While the dried tomatoes can on their own have already been preserved, she takes it a step further by making them into a jam. She used water (chicken stock optional), sherry vinegar, a bit of brown sugar, and chili oil (just for the kick). After reducing, this was transferred to a jar, following the same safety steps as in the strawberry jam.
Ms. Araos-Wijangco told viewers on Zoom how she got into food preservation.
“At the start of the pandemic, we were doing a lot of frontline feeding,” she said (Read it here: https://www.bworldonline.com/feeding-the-frontliners-we-do-what-we-can-and-we-do-what-we-must/). Their initiative attracted a lot of attention and thus, donations, but there was simply too much food all the time. “I always tell my staff: we have to honor the intentions of the donor… we got so many vegetables. We cannot process them all in one day.”

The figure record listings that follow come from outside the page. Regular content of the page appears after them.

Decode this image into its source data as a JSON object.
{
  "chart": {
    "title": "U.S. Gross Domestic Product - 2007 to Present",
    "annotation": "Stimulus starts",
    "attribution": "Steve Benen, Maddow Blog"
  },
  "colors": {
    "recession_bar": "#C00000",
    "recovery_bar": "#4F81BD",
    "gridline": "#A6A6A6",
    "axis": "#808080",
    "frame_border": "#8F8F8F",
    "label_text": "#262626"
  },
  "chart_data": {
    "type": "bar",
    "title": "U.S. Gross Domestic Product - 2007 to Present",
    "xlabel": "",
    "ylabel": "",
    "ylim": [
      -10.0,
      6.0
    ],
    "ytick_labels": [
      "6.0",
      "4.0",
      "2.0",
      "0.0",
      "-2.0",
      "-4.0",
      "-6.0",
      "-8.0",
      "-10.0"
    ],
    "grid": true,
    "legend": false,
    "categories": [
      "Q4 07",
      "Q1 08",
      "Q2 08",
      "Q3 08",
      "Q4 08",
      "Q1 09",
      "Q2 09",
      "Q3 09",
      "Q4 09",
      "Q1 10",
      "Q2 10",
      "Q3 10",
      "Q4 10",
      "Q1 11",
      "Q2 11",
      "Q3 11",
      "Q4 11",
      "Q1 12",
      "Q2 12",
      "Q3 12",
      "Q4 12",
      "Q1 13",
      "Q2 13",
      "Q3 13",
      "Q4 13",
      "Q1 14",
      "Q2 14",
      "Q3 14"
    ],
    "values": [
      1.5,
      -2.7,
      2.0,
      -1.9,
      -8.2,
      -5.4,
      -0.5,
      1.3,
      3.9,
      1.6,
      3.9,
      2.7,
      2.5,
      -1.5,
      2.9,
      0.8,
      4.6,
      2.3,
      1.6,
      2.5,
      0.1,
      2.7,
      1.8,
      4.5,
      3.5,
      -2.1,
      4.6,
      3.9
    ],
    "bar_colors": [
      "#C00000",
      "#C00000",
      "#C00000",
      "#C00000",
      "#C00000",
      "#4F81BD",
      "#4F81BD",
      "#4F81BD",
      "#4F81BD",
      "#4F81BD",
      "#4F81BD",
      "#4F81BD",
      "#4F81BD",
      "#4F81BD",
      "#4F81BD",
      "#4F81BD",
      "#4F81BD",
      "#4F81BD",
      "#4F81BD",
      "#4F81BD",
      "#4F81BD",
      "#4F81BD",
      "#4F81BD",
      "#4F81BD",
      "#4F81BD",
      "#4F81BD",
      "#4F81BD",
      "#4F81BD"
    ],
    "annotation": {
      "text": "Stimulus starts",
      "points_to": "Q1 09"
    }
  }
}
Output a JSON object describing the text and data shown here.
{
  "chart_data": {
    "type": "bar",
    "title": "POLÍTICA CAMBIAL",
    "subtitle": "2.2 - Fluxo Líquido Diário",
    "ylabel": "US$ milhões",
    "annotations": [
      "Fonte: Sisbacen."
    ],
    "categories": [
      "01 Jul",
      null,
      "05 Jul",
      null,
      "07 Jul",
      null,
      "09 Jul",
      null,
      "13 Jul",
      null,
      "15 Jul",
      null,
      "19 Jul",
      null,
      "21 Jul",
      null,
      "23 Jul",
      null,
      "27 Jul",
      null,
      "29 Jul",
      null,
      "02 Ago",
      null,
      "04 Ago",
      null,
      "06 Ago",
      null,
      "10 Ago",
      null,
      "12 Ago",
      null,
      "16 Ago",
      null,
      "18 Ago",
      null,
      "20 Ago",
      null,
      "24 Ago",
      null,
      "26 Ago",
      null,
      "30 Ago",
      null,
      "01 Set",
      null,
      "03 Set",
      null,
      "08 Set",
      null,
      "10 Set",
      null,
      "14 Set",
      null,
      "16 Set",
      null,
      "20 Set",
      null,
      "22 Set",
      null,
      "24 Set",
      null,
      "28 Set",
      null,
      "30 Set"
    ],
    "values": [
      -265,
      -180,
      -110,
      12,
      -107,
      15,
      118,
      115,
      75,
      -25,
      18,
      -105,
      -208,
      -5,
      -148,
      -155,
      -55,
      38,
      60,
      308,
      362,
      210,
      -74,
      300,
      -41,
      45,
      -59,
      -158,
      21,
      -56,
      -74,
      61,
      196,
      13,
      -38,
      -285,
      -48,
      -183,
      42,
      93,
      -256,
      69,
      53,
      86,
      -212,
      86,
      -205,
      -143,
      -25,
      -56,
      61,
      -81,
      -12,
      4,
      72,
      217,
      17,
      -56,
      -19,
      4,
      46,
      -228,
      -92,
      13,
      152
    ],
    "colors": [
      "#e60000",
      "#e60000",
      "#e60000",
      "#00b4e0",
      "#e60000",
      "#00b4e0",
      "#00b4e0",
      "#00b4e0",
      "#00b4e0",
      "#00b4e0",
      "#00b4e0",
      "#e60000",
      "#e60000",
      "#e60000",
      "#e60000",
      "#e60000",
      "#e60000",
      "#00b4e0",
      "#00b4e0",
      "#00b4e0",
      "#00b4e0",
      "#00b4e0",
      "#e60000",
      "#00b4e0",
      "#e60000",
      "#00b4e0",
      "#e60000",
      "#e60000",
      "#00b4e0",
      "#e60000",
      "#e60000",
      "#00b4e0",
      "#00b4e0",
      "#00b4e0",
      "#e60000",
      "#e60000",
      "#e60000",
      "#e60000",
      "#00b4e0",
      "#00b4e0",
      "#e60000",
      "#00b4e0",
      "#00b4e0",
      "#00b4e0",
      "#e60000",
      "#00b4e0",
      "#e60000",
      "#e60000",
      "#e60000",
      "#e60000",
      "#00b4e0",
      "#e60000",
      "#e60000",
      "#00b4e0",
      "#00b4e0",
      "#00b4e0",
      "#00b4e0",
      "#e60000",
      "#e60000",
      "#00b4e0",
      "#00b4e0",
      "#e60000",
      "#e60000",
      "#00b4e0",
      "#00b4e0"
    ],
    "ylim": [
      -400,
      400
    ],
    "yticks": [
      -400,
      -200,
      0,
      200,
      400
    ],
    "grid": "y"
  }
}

Since there was a need to feed medical frontliners every day, she decided that the food donations’ shelf-lives had to be extended, which was why she turned to pickling and preserving. “That’s how I got deep into preservation — trying to honor the intent of the donors,” she said. In relocating to Baguio, nearer to the farms, she thus became closer to the people who grew food. “Now you also honor the work of the farmers. You don’t let their food go to waste.”
“Especially in this pandemic,” she said in a mixture of Tagalog and English. “It’s getting harder to get good produce, so it’s really important that you’re able to extend the shelf life of whatever it is you get.”